L’ANGOLA m'attirait. Mon expérience portugaise, brésilienne et capverdienne me donnait quelques clés pour comprendre cette terre si riche et si éprouvée. Mais il était difficile d'y aller. Je commençai mes recherches sur les Musiques Urbaines d'Angola au mitan des années 90, alors que les conflits armés déchiraient le pays. Des centaines de milliers d'Angolais fuyaient les zones de combat. Certains se réfugiaient à Lisbonne. Parmi eux des musiciens de grand talent. J'arrivai pour la première fois à Luanda en Novembre 1998, quelques jours avant la reprise des affrontements armés entre les forces du gouvernement de Luanda et celles de l'Unita. Mes recherches furent longues et difficiles ; la vie était dure, même dans la capitale, on manquait de tout, à commencer par l'eau et l'électricité. Il n'était pas aisé de trouver des informations ni de circuler. Pourtant, grâce à l'extraordinaire et chaleureux soutien des musiciens et de journalistes de la Radio – Gilberto Junior, Artur Arriscado – j'eus accès à des disques, j'écoutai des centaines de musiques et surtout les histoires que me racontaient les artisans de ces trésors. Et c'est ainsi qu'a pu être réalisée la série Angola 1956-1998 (5 Cds Buda Musique) qui couvre près de 50 ans des Musiques Populaires d'Angola. Le documentaire musical et le disque Canta Angola (2000) ont ensuite montré combien les musiciens expriment l’identité et la culture de leur peuple. Et depuis quinze ans, j'ai aidé à faire connaître en France de grands musiciens comme Carlos Burity, Carlitos Vieira Dias, Moisés et José Kafala, Banda Maravilha, Paulo Flores.

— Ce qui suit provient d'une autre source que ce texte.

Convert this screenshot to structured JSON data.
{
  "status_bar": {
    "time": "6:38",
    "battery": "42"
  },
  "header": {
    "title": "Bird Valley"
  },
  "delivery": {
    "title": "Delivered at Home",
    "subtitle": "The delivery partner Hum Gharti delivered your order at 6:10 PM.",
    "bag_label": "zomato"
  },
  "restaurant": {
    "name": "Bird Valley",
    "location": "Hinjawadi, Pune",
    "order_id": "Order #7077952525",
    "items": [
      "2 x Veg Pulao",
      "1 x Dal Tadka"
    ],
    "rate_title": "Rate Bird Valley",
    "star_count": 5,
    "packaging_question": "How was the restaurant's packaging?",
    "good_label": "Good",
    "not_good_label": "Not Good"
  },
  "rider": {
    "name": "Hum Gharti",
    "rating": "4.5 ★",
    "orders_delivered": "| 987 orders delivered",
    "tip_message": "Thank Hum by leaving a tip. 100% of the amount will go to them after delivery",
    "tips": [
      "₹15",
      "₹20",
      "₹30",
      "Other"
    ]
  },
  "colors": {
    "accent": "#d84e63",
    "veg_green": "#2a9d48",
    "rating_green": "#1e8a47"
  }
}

Lors de ma résidence (2010) à la Fondation Sacatar, sur l'île d'Itaparica, en face de Salvador da Bahia, au Brésil, j'ai poursuivi mes recherches sur les expressions culturelles et religieuses des Bakongos, esclaves transportés d'Angola au XVIIème et XVIIIème siècle vers Bahia. Et j'ai pu constater que des centres de candomblé, des musiques, des danses, des chants, des rituels ont été créés par ces hommes et ces femmes déportés du Royaume du Congo. Catholiques et animistes ils poursuivirent leurs doubles fidélités religieuses au cœur du système colonial esclavagiste portugais du Brésil.

Le Brésil reste au cœur des projets que je développe actuellement. Héros Noirs contre Codes Blancs, long métrage documentaire sur la relative invisibilité des Afro-Brésiliens dans les industries de l'image : publicité, mode, télévision, cinéma. Le Brésil de Nelson, long métrage documentaire sur l'oeuvre du grand cinéaste brésilien Nelson Pereira dos Santos, 60 ans de cinéma, une trentaine de films. Et un long métrage de fiction, Cher Blaisil, qui évoque les voyages brésiliens de l'écrivain franco-suisse Blaise Cendrars.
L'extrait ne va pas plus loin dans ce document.